In widespread use throughout the San Luis Valley and in the first permanent town in Colorado, the name of San Luis is used dozens of times, even more than does the name of the Rio Grande del Norte, but rarely if ever does someone think of San Luis as being the patron saint of the Valley. But take a look at the listings in your telephone book.
As for naming the Sangre de Cristo Range, the legend about a friar, who was attempting to escape Indians at San Luis Lake on a raft, is well known. Looking up at the peaks, tinged crimson with alpine glow, he is said to have exclaimed with his dying words, “Sangre de Cristo!”
Besides this ill-fated man, by the 1700s Hispanos and slaves were pursuing hostile Indians, probing the mountains for minerals on both sides of the Sangre de Cristos, and traveling farther than the Front Range via passes like Sangre de Cristo, Mosca, and Medano.
When accompanied by padres, early Spanish-speaking travelers put saints’ names on places where they camped, often at streams and springs. Without such a blessing, many physical features and campsites acquired names like Culebra, where it was a good idea to watch out for snakes, or Costilla, where mountain sheep might have been common.
Whatever the reason, the name of Costilla Creek was bestowed on the first cluster of adobe homes in the San Luis Valley. We tend to forget that this huge swale is actually one big physiographic chunk of land without the political boundaries that came later in 1860.

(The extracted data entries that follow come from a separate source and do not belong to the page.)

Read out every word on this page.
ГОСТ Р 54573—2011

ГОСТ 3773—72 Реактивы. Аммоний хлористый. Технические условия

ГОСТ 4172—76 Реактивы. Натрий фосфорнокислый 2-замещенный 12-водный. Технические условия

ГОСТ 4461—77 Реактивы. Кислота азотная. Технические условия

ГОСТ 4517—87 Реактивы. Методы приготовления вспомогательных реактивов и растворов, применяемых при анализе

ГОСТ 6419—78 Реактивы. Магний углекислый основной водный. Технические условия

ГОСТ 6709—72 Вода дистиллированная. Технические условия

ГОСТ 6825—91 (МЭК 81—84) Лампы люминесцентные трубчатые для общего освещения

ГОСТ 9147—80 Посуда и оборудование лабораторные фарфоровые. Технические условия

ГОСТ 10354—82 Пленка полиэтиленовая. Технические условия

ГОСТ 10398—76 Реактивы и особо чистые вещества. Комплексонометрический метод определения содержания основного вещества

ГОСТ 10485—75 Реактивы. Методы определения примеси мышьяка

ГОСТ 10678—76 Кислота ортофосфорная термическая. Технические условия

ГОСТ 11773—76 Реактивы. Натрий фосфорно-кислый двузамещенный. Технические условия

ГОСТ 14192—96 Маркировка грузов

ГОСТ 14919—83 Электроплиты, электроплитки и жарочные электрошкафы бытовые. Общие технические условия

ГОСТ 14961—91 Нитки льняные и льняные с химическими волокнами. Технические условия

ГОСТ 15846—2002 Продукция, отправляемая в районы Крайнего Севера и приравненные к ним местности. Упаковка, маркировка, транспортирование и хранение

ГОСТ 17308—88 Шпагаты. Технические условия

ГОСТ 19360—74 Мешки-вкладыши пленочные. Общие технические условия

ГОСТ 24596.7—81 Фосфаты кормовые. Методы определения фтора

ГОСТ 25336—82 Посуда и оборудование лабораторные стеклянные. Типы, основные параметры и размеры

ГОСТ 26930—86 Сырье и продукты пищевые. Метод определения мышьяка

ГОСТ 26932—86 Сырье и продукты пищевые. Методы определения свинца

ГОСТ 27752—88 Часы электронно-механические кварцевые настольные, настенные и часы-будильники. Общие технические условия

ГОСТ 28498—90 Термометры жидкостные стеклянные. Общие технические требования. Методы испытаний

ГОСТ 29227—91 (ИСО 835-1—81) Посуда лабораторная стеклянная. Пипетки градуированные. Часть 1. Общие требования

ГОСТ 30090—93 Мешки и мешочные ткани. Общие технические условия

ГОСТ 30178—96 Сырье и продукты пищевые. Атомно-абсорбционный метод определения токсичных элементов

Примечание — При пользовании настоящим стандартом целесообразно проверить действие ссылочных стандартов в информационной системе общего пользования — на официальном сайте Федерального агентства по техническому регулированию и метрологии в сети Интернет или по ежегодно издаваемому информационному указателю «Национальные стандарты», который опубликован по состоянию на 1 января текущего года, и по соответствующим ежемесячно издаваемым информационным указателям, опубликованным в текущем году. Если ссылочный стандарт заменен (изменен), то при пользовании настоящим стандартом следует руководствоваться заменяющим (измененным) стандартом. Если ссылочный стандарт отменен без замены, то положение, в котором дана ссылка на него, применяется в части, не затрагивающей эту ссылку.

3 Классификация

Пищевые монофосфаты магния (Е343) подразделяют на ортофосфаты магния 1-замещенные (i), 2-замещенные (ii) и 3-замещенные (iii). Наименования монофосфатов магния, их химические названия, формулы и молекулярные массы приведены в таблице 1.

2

Settlement and commerce at Costilla began in 1848, and when names of counties were first bestowed in 1861, the two in the San Luis Valley were Costilla County on the east and north sides and the other was Conejos County on the west side, the latter stretching all the way to Utah beyond the San Juan Mountains. With the Rio Grande separating the two counties, Costilla County went to the crest of the Sangre de Cristos and north to Poncha Pass.
When the 47th parallel, the boundary between Colorado and New Mexico Territories, was resurveyed later in the 1860s, it was shifted a few hundred feed to the northward, The plaza at Costilla then was in New Mexico Territory, and San Luis became the county seat. Costilla County’s name remained, but territorial and state governments gradually altered the political and social orientations.
Church affiliations changed at about this time as well. When Costilla first was visited by a priest, its church and plaza acquired the name of San Miguel (Saint Michael). In fact, very briefly the county seat of Costilla County was given that saint’s name, though only for a couple of days.
The custom of dedicating individual churches and plazas to saints caused other complications. For instance, New Mexico had several with the name of San Miguel, and one of these is reached only from Conejos, but it has been in New Mexico since the 47th parallel moved.
Devotion to San Luis, referring to Louis IX, was not so widely practiced in this part of the world, so there are only a couple of such designations in New Mexico and Colorado. This patron saint’s name is still given to the San Luis Valley, but the town of San Luis and the parish will be celebrating the Festival of Santiago and Santa Ana on July 21-23 instead of San Luis Rey on August 25. The Stations of the Cross on the mesa and the cultural heritage of the area will also be attracting pilgrimages throughout the year.